To determine whether the regulatory elements identified by transfection into cell lines represent functional regulatory elements in vivo, the bacterial lacZ gene was used to create an mGATA-3 regulatory sequence-directed transgene. When injected into fertilized mouse eggs, this transgene recapitulates the normal mGATA-3 expression profile almost entirely, including expression in cranial and sympathetic ganglia, dorsal root ganglia, spinal cord, retina, somites and vomeronasal organ.
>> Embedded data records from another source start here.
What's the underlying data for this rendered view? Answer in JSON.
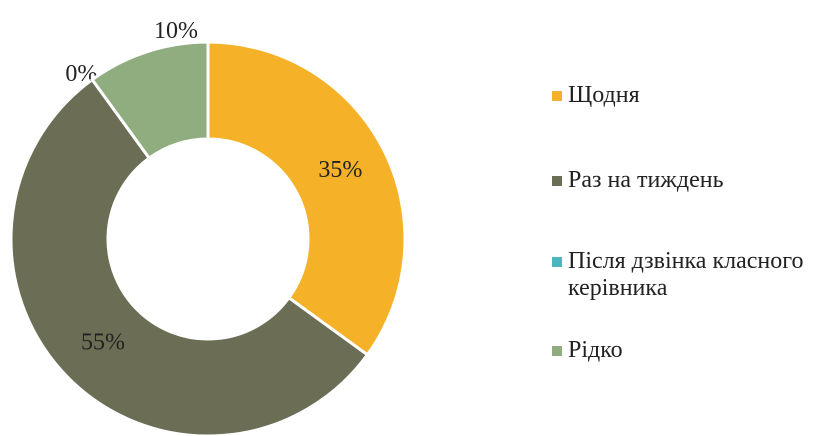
{
  "chart_data": {
    "type": "donut",
    "categories": [
      "Щодня",
      "Раз на тиждень",
      "Після дзвінка класного керівника",
      "Рідко"
    ],
    "values": [
      35,
      55,
      0,
      10
    ],
    "value_labels": [
      "35%",
      "55%",
      "0%",
      "10%"
    ],
    "colors": [
      "#f5b128",
      "#6b6e55",
      "#4bb6c0",
      "#90ad80"
    ],
    "legend": "right"
  }
}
The most notable exception to the in vivo mRNA expression pattern is the absence of β-gal staining in the midbrain, and we therefore conclude that this transgene does not contain the full complement of regulatory sequences required for complete transcriptional control of mGATA-3. We are currently examining other segments of the locus to reconstruct the complete regulatory pattern of mGATA-3 transcription, and are also extending these observations using anti-mGATA-3 antisera to determine whether GATA-3 expression in the CNS might be post-transcriptionally controlled (M. E. R., unpublished observations).
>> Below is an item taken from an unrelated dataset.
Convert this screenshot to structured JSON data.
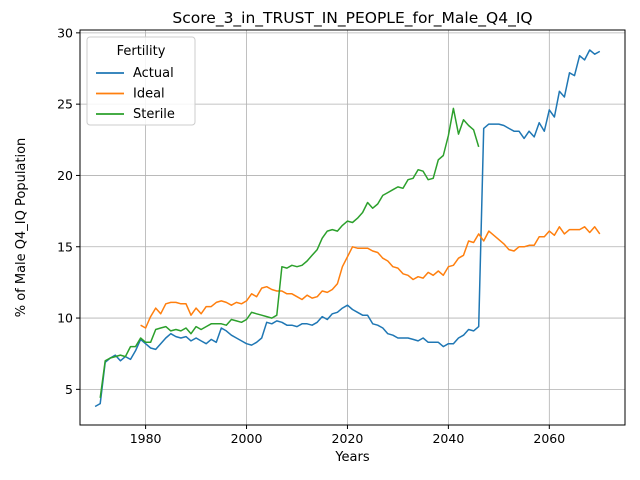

Since mGATA-3 displays a complex pattern of expression during development and since the trangenic embryos represent transiently analyzed animals examined at different days of gestation, these initial transgenic studies must be interpreted with considerable caution. However, each of the transgenic embryos displayed staining patterns that are similar to those resolved by mRNA in situ hybridization analysis at comparable stages, and each also showed an expression pattern that was developmentally consistent from animal to animal. These initial results therefore indicate that the segment of the mGATA-3 locus from nt —2052 to +1004 is necessary, but not sufficient, to recapitulate accurately the endogenous mGATA-3 transcription pattern. As with all transgenic analysis, position effects and mosaicism in founder embryos must be accounted for, and thus further analysis of transcriptional regulation of mGATA-3 using established lines to refine the activity of identified elements (e.g. in the PNS and kidney), as well as to identify currently undefined elements (e.g. in the CNS), appears to be clearly warranted.
ACKNOWLEDGEMENTS
We thank T. Jessel (Columbia Univ.) and R. Holmgren and members of their laboratories for patient instruction in in situ hybridization techniques, and Linda Ko, Kim-Chew Lim, Zhuoying Yang, Ellise Estes, Bernard Mirkin and Paul Ting for technical advise and assistance at various stages of this work. This work was supported by NIH NRSA predoctoral and MSTP traineeships to Northwestern University (GM 08061, K. M. G.; GM 08152, K. H. L.), postdoctoral fellowships from the American Cancer Society (M. E. R.) and the Leukemia Society of America (M. W. L.), a NATO Collaborative Research Grant (CRG.921110) to F. G. and J. D. E., and a research grant from the NIH (GM 28896; J. D. E.).